The Aboriginal people’s history dates back an amazing 40,000 years and has been handed down from generation to generation in the form of rock art and stories. Alice Springs and much of Central Australia has been the homeland of the Arrernte Aboriginal people. Mparntwe (pronounced mbarn-twa) is the Arrernte word for Alice Springs and was created by the actions of several ancestral figures including the caterpillar beings Ayepe-arenye, Ntyarlke and Utnerrengatye, the MacDonnell Ranges being but one of their creations.

Northern Territory History

Creation stories also describe traditional links with areas as far afield as Urlatherrke (Mt Zeil) in the West MacDonnell Ranges and Port Augusta in South Australia. Arrernte people continue to live in Mparntwe, observe traditional Law, look after the country, and teach children the Arrernte language and the importance of their culture.

He first recorded sighting of the Northern Territory coastline was by William Jootszoon van Colster aboard the Dutch vessel Arnhem in 1623. Maccassan, and probably many other seamen, had visited the coast long before that time. The Dutch left a few names on the map such as Groote Eylandt, Vanderlin Island, Arnhem land, Cape Arnhem, Cape Keerweer, Van Diemen Gulf and the Gulf of Carpentaria.

Explorer John McDouall Stuart became the first explorer to cross the country from south to north. This paved the way for the Overland Telegraph line, which linked Australia with the rest of the world and helped open the country for development. As arguably Australia’s pre-eminent explorer, the Stuart Highway honours his remarkable feats of exploration and leadership.

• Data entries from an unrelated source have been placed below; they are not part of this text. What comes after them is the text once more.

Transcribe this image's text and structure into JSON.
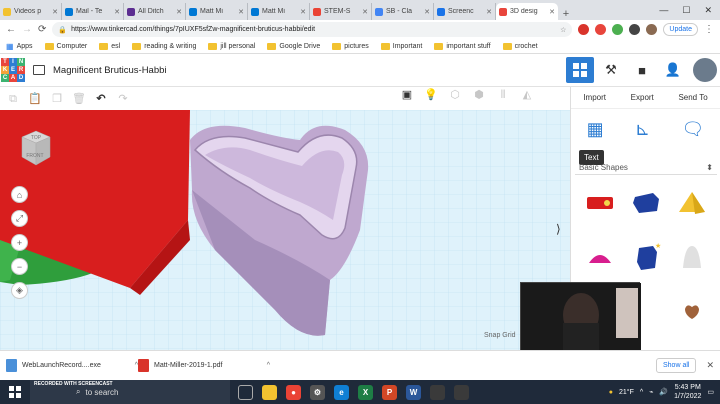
{
  "browser": {
    "tabs": [
      {
        "title": "Videos p",
        "color": "#f2c230",
        "active": false
      },
      {
        "title": "Mail - Te",
        "color": "#0078d4",
        "active": false
      },
      {
        "title": "All Ditch",
        "color": "#5c2d91",
        "active": false
      },
      {
        "title": "Matt Mi",
        "color": "#0078d4",
        "active": false
      },
      {
        "title": "Matt Mi",
        "color": "#0078d4",
        "active": false
      },
      {
        "title": "STEM-S",
        "color": "#ea4335",
        "active": false
      },
      {
        "title": "SB - Cla",
        "color": "#4285f4",
        "active": false
      },
      {
        "title": "Screenc",
        "color": "#1a73e8",
        "active": false
      },
      {
        "title": "3D desig",
        "color": "#e8453c",
        "active": true
      }
    ],
    "new_tab": "+",
    "url": "https://www.tinkercad.com/things/7pIUXF5sfZw-magnificent-bruticus-habbi/edit",
    "update_label": "Update",
    "bookmarks": [
      "Apps",
      "Computer",
      "esl",
      "reading & writing",
      "jill personal",
      "Google Drive",
      "pictures",
      "Important",
      "important stuff",
      "crochet"
    ]
  },
  "tinkercad": {
    "logo_letters": [
      "T",
      "I",
      "N",
      "K",
      "E",
      "R",
      "C",
      "A",
      "D"
    ],
    "logo_colors": [
      "#e8453c",
      "#2d7dd2",
      "#3cb371",
      "#f2a33a",
      "#2d7dd2",
      "#e8453c",
      "#3cb371",
      "#e8453c",
      "#2d7dd2"
    ],
    "design_name": "Magnificent Bruticus-Habbi",
    "panel": {
      "import": "Import",
      "export": "Export",
      "send_to": "Send To",
      "tooltip": "Text",
      "category": "Basic Shapes"
    },
    "viewcube": {
      "top": "TOP",
      "front": "FRONT"
    },
    "snap_grid": "Snap Grid"
  },
  "downloads": {
    "items": [
      {
        "name": "WebLaunchRecord....exe",
        "color": "#4a90d9"
      },
      {
        "name": "Matt-Miller-2019-1.pdf",
        "color": "#d9342b"
      }
    ],
    "show_all": "Show all"
  },
  "taskbar": {
    "recording_label": "RECORDED WITH SCREENCAST",
    "search_placeholder": "to search",
    "weather": "21°F",
    "time": "5:43 PM",
    "date": "1/7/2022"
  }
}
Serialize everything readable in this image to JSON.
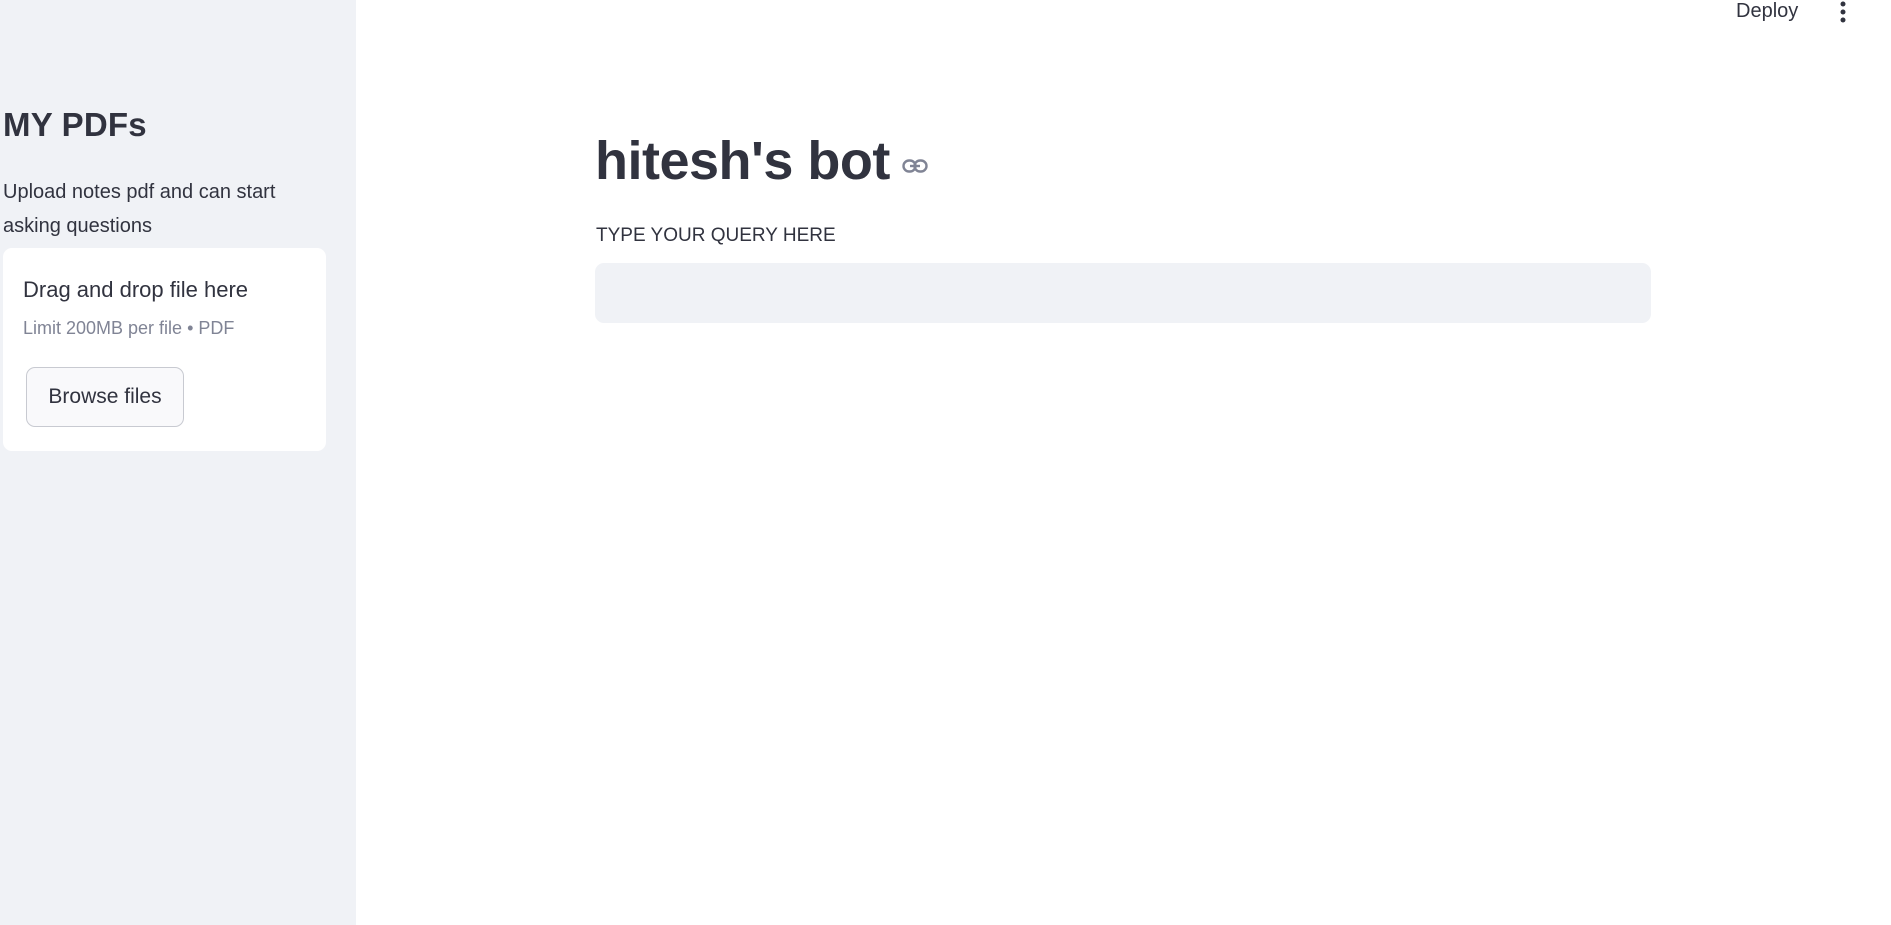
{
  "header": {
    "deploy_label": "Deploy",
    "menu_icon": "vertical-dots-icon"
  },
  "sidebar": {
    "title": "MY PDFs",
    "description": "Upload notes pdf and can start asking questions",
    "uploader": {
      "title": "Drag and drop file here",
      "limit": "Limit 200MB per file • PDF",
      "browse_label": "Browse files"
    }
  },
  "main": {
    "title": "hitesh's bot",
    "title_icon": "link-icon",
    "query": {
      "label": "TYPE YOUR QUERY HERE",
      "value": "",
      "placeholder": ""
    }
  },
  "colors": {
    "sidebar_bg": "#f0f2f6",
    "text": "#31333f",
    "muted_text": "#808495",
    "input_bg": "#f0f2f6"
  }
}
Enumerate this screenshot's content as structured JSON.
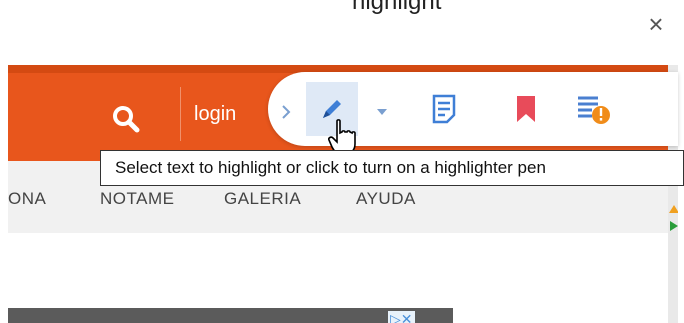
{
  "top_title_fragment": "highlight",
  "close_glyph": "×",
  "header": {
    "login_label": "login",
    "search_icon": "search-icon"
  },
  "nav": {
    "items": [
      "ONA",
      "NOTAME",
      "GALERIA",
      "AYUDA"
    ]
  },
  "toolbar": {
    "buttons": [
      {
        "name": "collapse-chevron-icon"
      },
      {
        "name": "highlighter-pen-icon"
      },
      {
        "name": "dropdown-arrow-icon"
      },
      {
        "name": "note-icon"
      },
      {
        "name": "bookmark-icon"
      },
      {
        "name": "page-alert-icon"
      }
    ]
  },
  "tooltip": {
    "text": "Select text to highlight or click to turn on a highlighter pen"
  },
  "colors": {
    "header": "#e8561c",
    "nav": "#f1f1f1",
    "accent_blue": "#4a90d9",
    "bookmark_red": "#e84b5a",
    "alert_orange": "#f08c1a"
  }
}
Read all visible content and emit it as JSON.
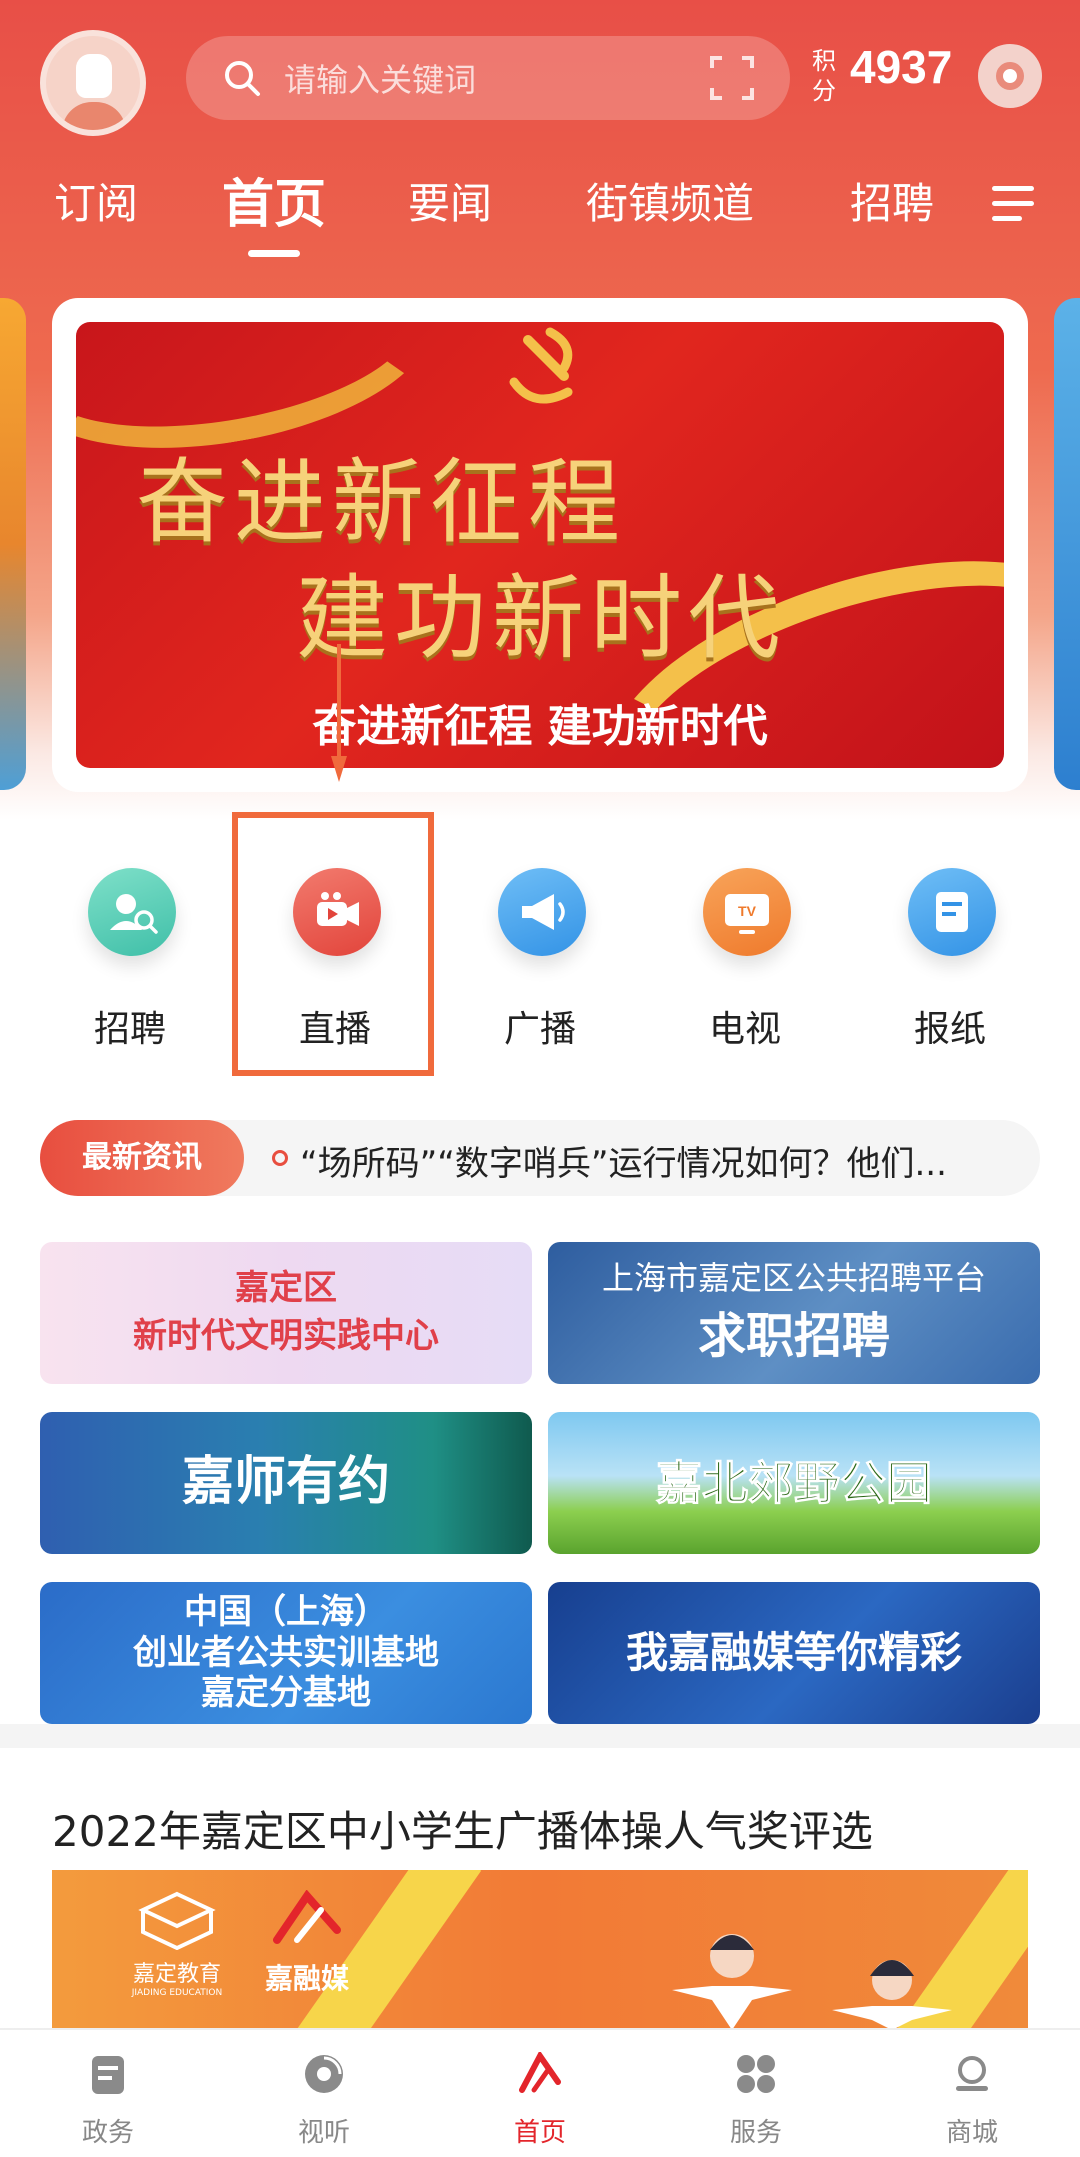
{
  "header": {
    "search_placeholder": "请输入关键词",
    "points_label": "积分",
    "points_value": "4937"
  },
  "tabs": [
    {
      "label": "订阅",
      "active": false
    },
    {
      "label": "首页",
      "active": true
    },
    {
      "label": "要闻",
      "active": false
    },
    {
      "label": "街镇频道",
      "active": false
    },
    {
      "label": "招聘",
      "active": false
    }
  ],
  "banner": {
    "slogan_line1": "奋进新征程",
    "slogan_line2": "建功新时代",
    "caption": "奋进新征程 建功新时代"
  },
  "quick_links": [
    {
      "label": "招聘",
      "icon": "recruit-icon",
      "color": "#5ccfb8"
    },
    {
      "label": "直播",
      "icon": "live-video-icon",
      "color": "#ec5a4d"
    },
    {
      "label": "广播",
      "icon": "broadcast-megaphone-icon",
      "color": "#4aa6ee"
    },
    {
      "label": "电视",
      "icon": "tv-icon",
      "color": "#f28a3c"
    },
    {
      "label": "报纸",
      "icon": "newspaper-icon",
      "color": "#4aa6ee"
    }
  ],
  "ticker": {
    "badge": "最新资讯",
    "text": "“场所码”“数字哨兵”运行情况如何？他们..."
  },
  "promos": [
    {
      "line1": "嘉定区",
      "line2": "新时代文明实践中心"
    },
    {
      "line1": "上海市嘉定区公共招聘平台",
      "line2": "求职招聘"
    },
    {
      "line1": "嘉师有约"
    },
    {
      "line1": "嘉北郊野公园"
    },
    {
      "line1": "中国（上海）",
      "line2": "创业者公共实训基地",
      "line3": "嘉定分基地"
    },
    {
      "line1": "我嘉融媒等你精彩"
    }
  ],
  "article": {
    "title": "2022年嘉定区中小学生广播体操人气奖评选",
    "logo1": "嘉定教育",
    "logo1_sub": "JIADING EDUCATION",
    "logo2": "嘉融媒"
  },
  "bottom_nav": [
    {
      "label": "政务",
      "active": false
    },
    {
      "label": "视听",
      "active": false
    },
    {
      "label": "首页",
      "active": true
    },
    {
      "label": "服务",
      "active": false
    },
    {
      "label": "商城",
      "active": false
    }
  ],
  "colors": {
    "brand_red": "#e3252b",
    "highlight_orange": "#f06a3c"
  }
}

Following in Stuart’s footsteps, the construction of the Overland Telegraph Line from Adelaide to Darwin was completed in 1872 and made it viable for pastoralists to take up leases in the Centre. However, it was the discovery of alluvial gold at Arltunga, some 100 kms east of Alice Springs, in 1887 that provided a population boom for the Centre.

 

Northern Territory History

Until the early 1930s, Alice Spring’s official name was Stuart. Alice Springs was the name given to the Telegraph Station, the site of original white settlement in Central Australia. However, this dual naming created such confusion for administrators in Adelaide that on 31 August 1933 the township of Stuart was officially gazetted Alice Springs.

Tennant Creek takes its name from the nearby watercourse named in 1860 by John McDouall Stuart in acknowledgement of the financial help he received from John Tennant, a pastoralist from Port Lincoln, South Australia. In 1872 a temporary telegraph repeater station was erected near the Tennant Creek watercourse. Popular local legend has it that in 1934 Joe Kilgariff built his stores where his beer wagon became bogged, and the town simply grew around it. While the story is not true, it is indicative of the type of people who established the town.

The city of Darwin was founded as Australia’s most northerly harbour port in 1869, and its population rapidly expanded after the discovery of gold at nearby Pine Creek in 1871. World War II put the city on the map as a major allied military base for troops fighting the Japanese in the Pacific. Today travellers can see evidence of Darwin’s World War II history at a variety of preserved sites including ammunition bunkers, airstrips and oil tunnels in and around the city. Darwin again made world news when the city was rebuilt in the wake of Cyclone Tracy in 1974 – an event well documented at the Museum and Art Gallery of the Northern Territory.

As with many settlements in the Territory, the town of Katherine developed with the arrival of the Overland Telegraph Line and establishment of the Telegraph Station in 1872. In 1879, after good reports from Stuart and other explorers, Alfred Giles and Alfred Woods brought stock to Katherine and built a homestead they called ‘Spring Vale’, with a view to establishing a pastoral empire. Today, Springvale Homestead is the oldest homestead in the Northern Territory and is open to the public.